My mother used to tell me: 'A nice, tender and sensitive girl is pleasant and everybody is fond of her!' My response today: 'I will see you further first.'

— Jana Cvikova

Founded by Jana Civikova in 1993, the feminist organization Aspekt was the first to introduce feminist issues in Slovakia. Starting as a cultural journal, its spectrum widened into publishing, a feminist library, lectures, and workshops. Jana now concentrates on a feminist anthology and on Equal, an educational cooperation program on gender roles, stereotypes, and gender sensitive pedagogy. Workshops for teachers are being prepared and Aspekt is starting a three-year pilot project in a primary school.

Having left her original profession, she feels like an expert in everything and nothing. Jana Civikova (42) has not made use of her doctorate in literature for the last 12 years. The founder of the feminist organization Aspekt sits on a wooden conference table thinking how the mission of introducing feminism in Slovakia changed her life, wondering how a forerunner like Aspekt could be counted as a fringe group. During her student days, Jana Civikova was introduced to the famous book "Der kleine Unterschied und seine grossen Folgen" (The Little Difference and the Consequences) by Alice Schwarzer, and it took her quite a while to realize that everything that she had felt and all that had made her angry in the world was feminist.

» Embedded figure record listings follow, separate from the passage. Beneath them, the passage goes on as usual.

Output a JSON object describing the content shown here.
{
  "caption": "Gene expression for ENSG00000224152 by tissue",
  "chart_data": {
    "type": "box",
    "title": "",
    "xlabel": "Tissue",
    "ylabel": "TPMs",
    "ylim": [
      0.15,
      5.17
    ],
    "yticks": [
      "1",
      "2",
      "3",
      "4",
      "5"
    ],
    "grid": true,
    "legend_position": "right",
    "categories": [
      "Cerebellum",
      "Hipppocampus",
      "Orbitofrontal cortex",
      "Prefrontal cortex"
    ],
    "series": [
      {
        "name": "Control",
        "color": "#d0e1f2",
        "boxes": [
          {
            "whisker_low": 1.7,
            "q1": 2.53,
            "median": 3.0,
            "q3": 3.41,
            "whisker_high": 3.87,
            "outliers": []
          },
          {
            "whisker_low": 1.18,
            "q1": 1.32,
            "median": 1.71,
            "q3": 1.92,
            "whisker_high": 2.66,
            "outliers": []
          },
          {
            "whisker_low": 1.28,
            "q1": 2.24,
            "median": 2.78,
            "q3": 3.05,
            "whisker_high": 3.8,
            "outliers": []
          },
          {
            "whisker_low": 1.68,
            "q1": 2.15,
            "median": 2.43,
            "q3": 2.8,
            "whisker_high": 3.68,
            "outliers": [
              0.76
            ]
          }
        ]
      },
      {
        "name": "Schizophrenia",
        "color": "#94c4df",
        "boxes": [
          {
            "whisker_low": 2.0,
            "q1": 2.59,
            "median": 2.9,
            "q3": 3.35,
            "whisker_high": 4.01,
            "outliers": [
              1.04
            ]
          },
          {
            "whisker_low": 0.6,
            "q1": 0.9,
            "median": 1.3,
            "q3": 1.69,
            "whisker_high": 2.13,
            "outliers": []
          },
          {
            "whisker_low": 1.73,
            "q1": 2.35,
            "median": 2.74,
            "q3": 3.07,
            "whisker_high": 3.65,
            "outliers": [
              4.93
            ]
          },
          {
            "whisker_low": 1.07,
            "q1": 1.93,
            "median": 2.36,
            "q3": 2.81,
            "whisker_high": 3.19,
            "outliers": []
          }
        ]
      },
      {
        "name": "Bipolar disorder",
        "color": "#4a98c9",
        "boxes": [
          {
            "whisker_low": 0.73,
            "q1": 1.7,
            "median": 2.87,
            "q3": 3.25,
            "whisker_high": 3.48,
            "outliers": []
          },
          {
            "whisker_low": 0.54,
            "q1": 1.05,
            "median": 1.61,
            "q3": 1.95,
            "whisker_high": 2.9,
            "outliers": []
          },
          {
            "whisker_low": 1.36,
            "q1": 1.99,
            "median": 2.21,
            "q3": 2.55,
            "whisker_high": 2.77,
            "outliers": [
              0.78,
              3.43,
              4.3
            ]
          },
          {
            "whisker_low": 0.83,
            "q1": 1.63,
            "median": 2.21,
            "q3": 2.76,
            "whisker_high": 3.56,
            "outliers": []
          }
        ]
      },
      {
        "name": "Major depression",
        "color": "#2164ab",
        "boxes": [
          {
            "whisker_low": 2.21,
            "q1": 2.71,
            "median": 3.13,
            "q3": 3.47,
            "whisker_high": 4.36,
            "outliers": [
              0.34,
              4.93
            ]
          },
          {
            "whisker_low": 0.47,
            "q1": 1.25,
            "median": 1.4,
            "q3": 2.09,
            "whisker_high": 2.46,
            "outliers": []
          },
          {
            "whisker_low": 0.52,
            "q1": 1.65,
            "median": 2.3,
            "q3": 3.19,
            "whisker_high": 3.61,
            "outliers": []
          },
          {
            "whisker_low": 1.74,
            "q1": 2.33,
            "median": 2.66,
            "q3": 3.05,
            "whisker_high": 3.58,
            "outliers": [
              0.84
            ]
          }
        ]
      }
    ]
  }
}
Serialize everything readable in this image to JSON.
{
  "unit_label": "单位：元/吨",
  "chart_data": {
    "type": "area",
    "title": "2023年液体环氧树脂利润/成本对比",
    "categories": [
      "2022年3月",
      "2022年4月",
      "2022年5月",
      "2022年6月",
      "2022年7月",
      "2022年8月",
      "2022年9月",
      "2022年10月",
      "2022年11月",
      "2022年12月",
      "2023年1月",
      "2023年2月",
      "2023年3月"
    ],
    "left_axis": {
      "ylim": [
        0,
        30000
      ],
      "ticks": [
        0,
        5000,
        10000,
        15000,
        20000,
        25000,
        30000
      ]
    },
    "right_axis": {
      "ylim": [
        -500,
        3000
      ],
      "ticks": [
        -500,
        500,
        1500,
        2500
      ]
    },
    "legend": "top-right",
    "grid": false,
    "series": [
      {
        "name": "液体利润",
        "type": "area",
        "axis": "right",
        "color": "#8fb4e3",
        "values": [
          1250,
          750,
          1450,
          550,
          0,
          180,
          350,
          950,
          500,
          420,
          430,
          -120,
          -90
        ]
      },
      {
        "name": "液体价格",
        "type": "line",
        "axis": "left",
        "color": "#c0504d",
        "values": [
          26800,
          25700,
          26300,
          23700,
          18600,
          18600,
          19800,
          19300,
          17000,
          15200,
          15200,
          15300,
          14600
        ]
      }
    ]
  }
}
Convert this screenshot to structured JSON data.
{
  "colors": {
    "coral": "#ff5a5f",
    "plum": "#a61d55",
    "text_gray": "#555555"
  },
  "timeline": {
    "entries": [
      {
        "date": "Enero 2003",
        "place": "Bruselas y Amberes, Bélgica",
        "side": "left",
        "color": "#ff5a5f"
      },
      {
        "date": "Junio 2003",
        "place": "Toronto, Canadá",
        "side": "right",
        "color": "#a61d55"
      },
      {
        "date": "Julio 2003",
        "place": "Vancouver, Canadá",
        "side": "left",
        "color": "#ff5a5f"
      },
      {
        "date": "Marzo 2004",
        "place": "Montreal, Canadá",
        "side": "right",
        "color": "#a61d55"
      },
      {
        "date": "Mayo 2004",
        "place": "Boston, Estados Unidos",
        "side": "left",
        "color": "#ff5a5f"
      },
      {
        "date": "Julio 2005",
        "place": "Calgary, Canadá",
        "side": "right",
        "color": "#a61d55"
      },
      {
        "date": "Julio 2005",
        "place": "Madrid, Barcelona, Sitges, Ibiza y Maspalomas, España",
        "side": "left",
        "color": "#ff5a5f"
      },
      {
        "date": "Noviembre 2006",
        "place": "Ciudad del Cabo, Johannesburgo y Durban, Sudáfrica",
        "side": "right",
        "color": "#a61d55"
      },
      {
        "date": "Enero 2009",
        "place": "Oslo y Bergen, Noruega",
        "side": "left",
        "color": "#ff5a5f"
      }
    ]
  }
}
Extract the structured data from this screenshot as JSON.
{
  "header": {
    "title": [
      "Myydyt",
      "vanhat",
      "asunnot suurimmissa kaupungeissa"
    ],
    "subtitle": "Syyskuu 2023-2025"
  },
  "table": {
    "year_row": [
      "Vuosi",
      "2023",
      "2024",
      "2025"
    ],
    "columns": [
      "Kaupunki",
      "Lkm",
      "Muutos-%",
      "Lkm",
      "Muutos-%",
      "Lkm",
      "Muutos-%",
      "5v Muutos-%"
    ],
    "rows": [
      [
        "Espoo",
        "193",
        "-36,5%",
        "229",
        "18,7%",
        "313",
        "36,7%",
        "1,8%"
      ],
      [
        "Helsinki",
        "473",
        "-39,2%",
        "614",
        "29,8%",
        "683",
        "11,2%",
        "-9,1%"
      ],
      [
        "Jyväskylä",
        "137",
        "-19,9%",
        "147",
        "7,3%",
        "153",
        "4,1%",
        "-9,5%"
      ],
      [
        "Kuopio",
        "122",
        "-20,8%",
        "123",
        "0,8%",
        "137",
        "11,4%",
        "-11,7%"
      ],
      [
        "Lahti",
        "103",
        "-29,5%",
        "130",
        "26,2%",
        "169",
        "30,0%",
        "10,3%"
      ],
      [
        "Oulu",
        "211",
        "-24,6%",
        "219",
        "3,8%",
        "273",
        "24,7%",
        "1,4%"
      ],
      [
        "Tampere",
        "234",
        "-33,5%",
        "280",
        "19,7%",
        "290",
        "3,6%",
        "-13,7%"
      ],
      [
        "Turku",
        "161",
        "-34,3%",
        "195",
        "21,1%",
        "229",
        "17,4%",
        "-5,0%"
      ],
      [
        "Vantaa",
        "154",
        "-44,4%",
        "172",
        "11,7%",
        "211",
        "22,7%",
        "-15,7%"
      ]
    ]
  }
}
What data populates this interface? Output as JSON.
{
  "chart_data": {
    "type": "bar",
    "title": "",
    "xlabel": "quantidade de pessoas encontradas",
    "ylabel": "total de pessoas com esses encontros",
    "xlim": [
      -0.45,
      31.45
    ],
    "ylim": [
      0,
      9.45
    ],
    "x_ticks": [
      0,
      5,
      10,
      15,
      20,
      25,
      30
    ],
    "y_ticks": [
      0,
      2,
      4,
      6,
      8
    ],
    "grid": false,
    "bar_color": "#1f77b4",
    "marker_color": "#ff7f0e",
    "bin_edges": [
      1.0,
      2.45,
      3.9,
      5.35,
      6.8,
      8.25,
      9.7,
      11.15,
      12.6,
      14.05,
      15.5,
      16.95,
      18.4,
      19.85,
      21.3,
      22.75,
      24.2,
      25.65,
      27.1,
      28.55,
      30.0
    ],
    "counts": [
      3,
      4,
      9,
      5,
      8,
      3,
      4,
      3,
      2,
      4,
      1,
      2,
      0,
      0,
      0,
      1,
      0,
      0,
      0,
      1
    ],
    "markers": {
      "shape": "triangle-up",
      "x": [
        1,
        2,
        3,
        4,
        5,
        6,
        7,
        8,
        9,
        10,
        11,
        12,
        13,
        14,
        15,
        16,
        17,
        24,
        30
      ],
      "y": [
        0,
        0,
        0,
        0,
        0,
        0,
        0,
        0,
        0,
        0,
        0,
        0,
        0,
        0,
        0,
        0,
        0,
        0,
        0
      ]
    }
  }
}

And ironically, that was after she got married. Living with her husband and her daughter (15), two dogs, tortoises, a chameleon, and Australian lizards in a 64-square meter apartment on the outskirts of the Slovakian capital Bratislava convinced Jana that irony helps her family survive in an environment so contrary to their moral ideals. Aspekt basically consists of only two women, Jana and her business partner. Jana Civikova stresses the importance of their partnership: "If one of us died, the other one would not be able to keep Aspekt alive." Sadly, there is no successor. And yet it is understandable, she says. What younger woman would like to take the responsibility, to fight and struggle like Jana and her partner have done for so many years? She does not complain. She is just worried about the fact that they are misunderstood. "We are treated like lunatics but we are not – it is all about surviving." When Jana and her partner are working like crazy these days it shows how extremely suitable the combination of a former Communist Pioneer and a Catholic is: "It makes a perfect workaholic team."